The Commonwealth could save A$1.3 billion each year by reforming the Pharmaceutical Benefits Scheme (PBS), according to a report released today by the Grattan Institute. The report, Australia’s bad drug deal, shows that if the PBS simply paid prices for drugs that many Australian public hospitals or New Zealand’s national pharmaceuticals purchaser pay, the government could be on its way to a budget surplus.
If Australia also encouraged doctors and patients to replace some drugs with others that achieve a similar result, at least another A$550 million could be saved every year
These are savings too good to miss. So why has Australia missed them?
The Grattan report compares spending on the 73 top drug-dosage combinations which are prescribed most often or that we spend most on. These 73 drugs account for almost half of PBS spending.
We looked at prices negotiated by New Zealand’s purchaser, by Western Australia’s public hospitals and by public hospitals in an anonymous state. The difference from PBS pricing is dramatic. Of the 73 drugs we looked at, the PBS got the best deal for only five.
Most of the savings that New Zealand and Australian public hospitals have made come from off-patent drugs, known as generics. These provide an equivalent therapeutic effect to the branded product.
The marginal cost of manufacturing off-patent drugs is very low, so there can be big battles over market share and big profits to be made. This provides the PBS with a golden opportunity to save money in negotiations with drug companies, but the opportunity is being missed.
Take atorvastatin, a cholesterol-lowering drug that is one of the most commonly prescribed medicines on the PBS. The PBS pays manufacturers A$51.59 for each 30-pill packet of the 40 milligram version of this drug. New Zealand, by contrast, pays a mere A$1.94 for the same number of pills for a generic version of atorvastatin. Western Australian public hospitals pay A$4.44.
If the PBS paid the same as New Zealand across all doses of atorvastatin, it would save A$1.4 million every day. If Perth users of atorvastatin (who are not on concession cards and are below the safety net) could buy the drug at a retail pharmacy at the same price the public hospital down the road pays, they would save A$19 every time they purchased a 30-pill pack, even after retail markups.
It’s a ridiculous situation, and there are many reasons we got to it. First, the politics of listing new drugs is topsy-turvy. For a time, every new drug listed had to be approved by Cabinet, a process a Senate committee described as “wasteful” and “duplicating an existing process, albeit without the appropriate qualifications or information available to the Pharmaceutical Benefits Advisory Committee”.
Now the Cabinet only decides on drugs with a total cost of more than A$10 million, but even this involvement is subject to the same criticisms previously levelled by the Senate committee. Of course, allocation of public funds involves political decisions, but the politics should be at the beginning of the process, in determining what the total budget will be, not at the end, in second-guessing experts.
The whole framework for negotiating prices is part of a political accommodation. The main pricing body, the Pharmaceutical Benefits Pricing Authority, is a representative body. It has two members out of six nominated by the pharmaceutical industry, which gives vested interests too much power.
The government has signed a deal with the main pharmaceutical manufacturing lobby group, Medicines Australia, which gives them a rent-free holiday for five years, with the government promising not to make any changes to pharmaceutical pricing in that period other than those announced and signed off at the start. Luckily, the agreement expires next year, and there is an opportunity for reform. What should it be?

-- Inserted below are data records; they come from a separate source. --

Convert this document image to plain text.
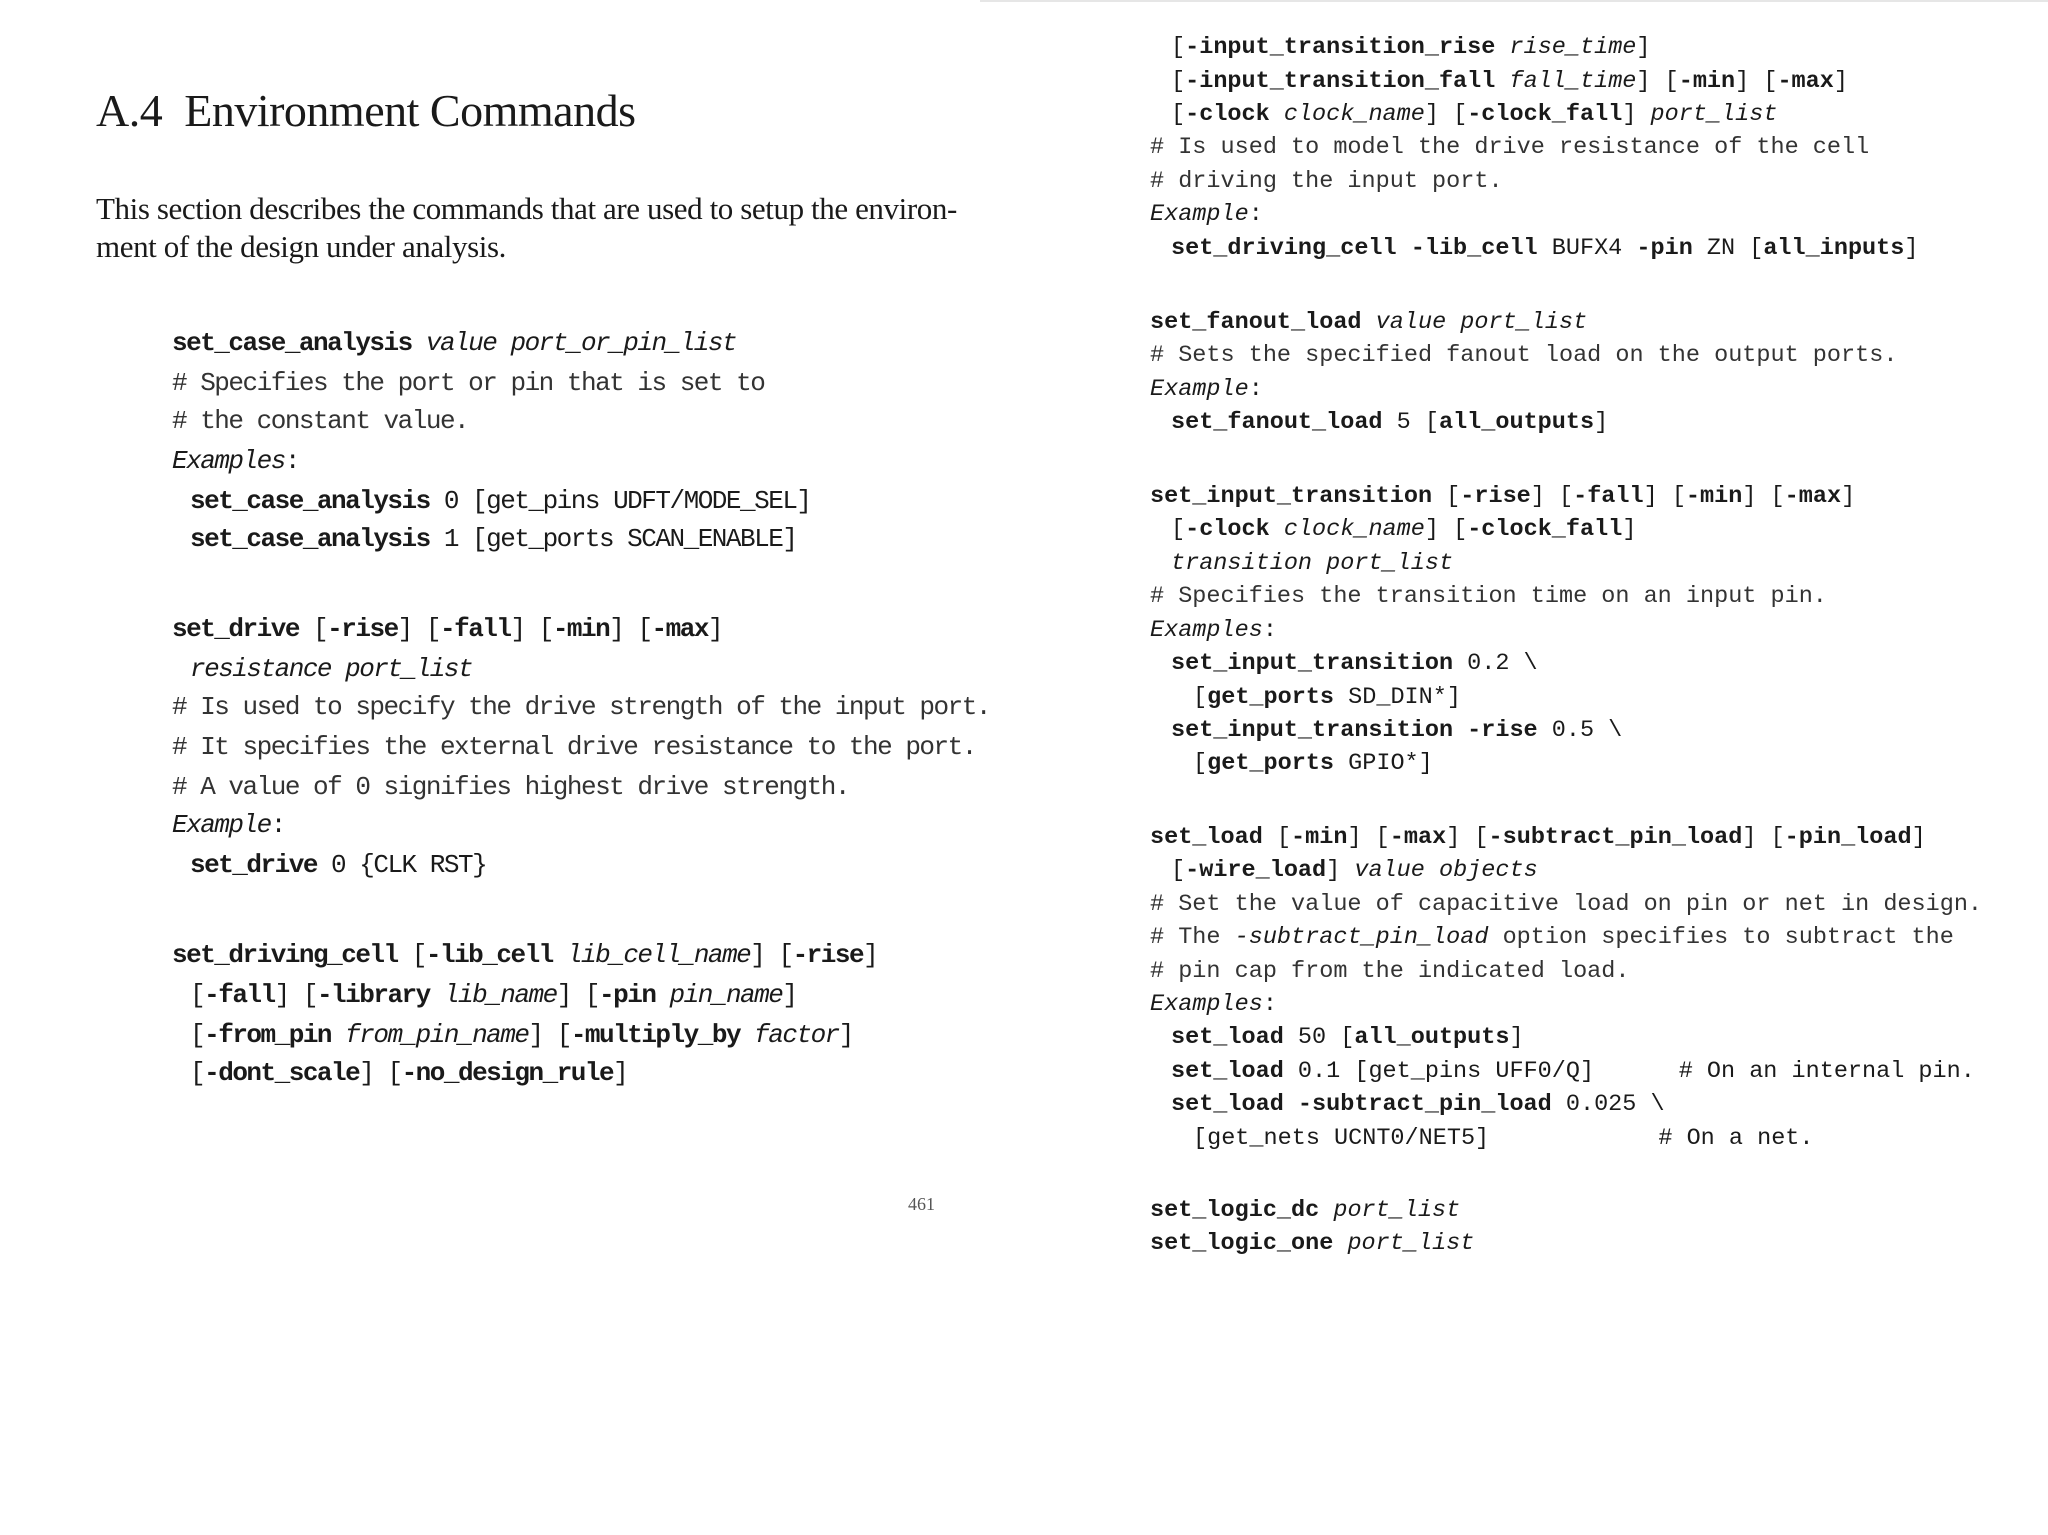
A.4 Environment Commands

This section describes the commands that are used to setup the environ-
ment of the design under analysis.

set_case_analysis value port_or_pin_list
# Specifies the port or pin that is set to
# the constant value.
Examples:
set_case_analysis 0 [get_pins UDFT/MODE_SEL]
set_case_analysis 1 [get_ports SCAN_ENABLE]
set_drive [-rise] [-fall] [-min] [-max]
resistance port_list
# Is used to specify the drive strength of the input port.
# It specifies the external drive resistance to the port.
# A value of 0 signifies highest drive strength.
Example:
set_drive 0 {CLK RST}
set_driving_cell [-lib_cell lib_cell_name] [-rise]
[-fall] [-library lib_name] [-pin pin_name]
[-from_pin from_pin_name] [-multiply_by factor]
[-dont_scale] [-no_design_rule]
461
[-input_transition_rise rise_time]
[-input_transition_fall fall_time] [-min] [-max]
[-clock clock_name] [-clock_fall] port_list
# Is used to model the drive resistance of the cell
# driving the input port.
Example:
set_driving_cell -lib_cell BUFX4 -pin ZN [all_inputs]
set_fanout_load value port_list
# Sets the specified fanout load on the output ports.
Example:
set_fanout_load 5 [all_outputs]
set_input_transition [-rise] [-fall] [-min] [-max]
[-clock clock_name] [-clock_fall]
transition port_list
# Specifies the transition time on an input pin.
Examples:
set_input_transition 0.2 \
[get_ports SD_DIN*]
set_input_transition -rise 0.5 \
[get_ports GPIO*]
set_load [-min] [-max] [-subtract_pin_load] [-pin_load]
[-wire_load] value objects
# Set the value of capacitive load on pin or net in design.
# The -subtract_pin_load option specifies to subtract the
# pin cap from the indicated load.
Examples:
set_load 50 [all_outputs]
set_load 0.1 [get_pins UFF0/Q]      # On an internal pin.
set_load -subtract_pin_load 0.025 \
[get_nets UCNT0/NET5]            # On a net.
set_logic_dc port_list
set_logic_one port_list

A three-step plan for reform
Our report proposes a three-step plan to set PBS pricing on the right track.
The first step is getting the framework right. We need to reverse the politics. Politicians should be involved at the start of the process, not at the end. Parliament should set the budget for drugs and then get out of the way of sensible decisions about what drugs should be listed on the PBS and at what price.

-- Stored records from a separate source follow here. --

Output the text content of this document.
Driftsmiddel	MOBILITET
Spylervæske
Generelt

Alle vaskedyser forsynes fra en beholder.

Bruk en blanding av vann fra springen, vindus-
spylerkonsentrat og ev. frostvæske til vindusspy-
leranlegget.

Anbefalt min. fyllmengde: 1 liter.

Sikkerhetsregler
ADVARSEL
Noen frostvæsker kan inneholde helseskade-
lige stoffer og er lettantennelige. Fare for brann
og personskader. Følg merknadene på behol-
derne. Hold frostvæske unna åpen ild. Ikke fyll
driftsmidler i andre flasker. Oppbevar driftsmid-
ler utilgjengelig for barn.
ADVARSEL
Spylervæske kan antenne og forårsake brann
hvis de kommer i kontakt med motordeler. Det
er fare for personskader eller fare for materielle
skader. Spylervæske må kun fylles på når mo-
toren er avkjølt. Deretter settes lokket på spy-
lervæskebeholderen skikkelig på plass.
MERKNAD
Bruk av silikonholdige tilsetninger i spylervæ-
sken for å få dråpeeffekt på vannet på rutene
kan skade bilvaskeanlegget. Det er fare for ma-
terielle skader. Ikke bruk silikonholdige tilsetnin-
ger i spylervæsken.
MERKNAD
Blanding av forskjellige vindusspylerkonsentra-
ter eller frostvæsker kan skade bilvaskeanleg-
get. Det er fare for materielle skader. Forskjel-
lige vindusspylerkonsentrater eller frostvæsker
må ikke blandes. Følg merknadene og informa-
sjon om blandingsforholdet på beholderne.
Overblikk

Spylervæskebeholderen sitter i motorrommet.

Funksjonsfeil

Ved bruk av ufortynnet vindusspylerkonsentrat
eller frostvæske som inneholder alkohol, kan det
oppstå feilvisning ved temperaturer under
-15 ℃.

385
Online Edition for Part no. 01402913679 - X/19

Australia needs something like the process New Zealand has adopted, in which an indexed budget determined by government sets the context, but then an independent expert board makes the priority choices (with public consultation) and negotiates prices.
The second step is to follow other countries and expect big price reductions when drugs come off-patent. At present, the PBS cuts manufacturers’ prices by 16%, but this figure is far too small compared with reductions achieved in other countries. To get to best practice quicker, prices of new generics should be at least halved immediately and then benchmarked internationally.
After these changes have been bedded down, the new expert board should encourage more cost-effective drug use by focusing on sensible substitutions within classes of similar drugs.
As our health budget continues to rise, it’s time for Australia to get tougher in negotiations with international drug companies. There is no reason the Australian taxpayer should pay such high prices when taxpayers in other countries do not.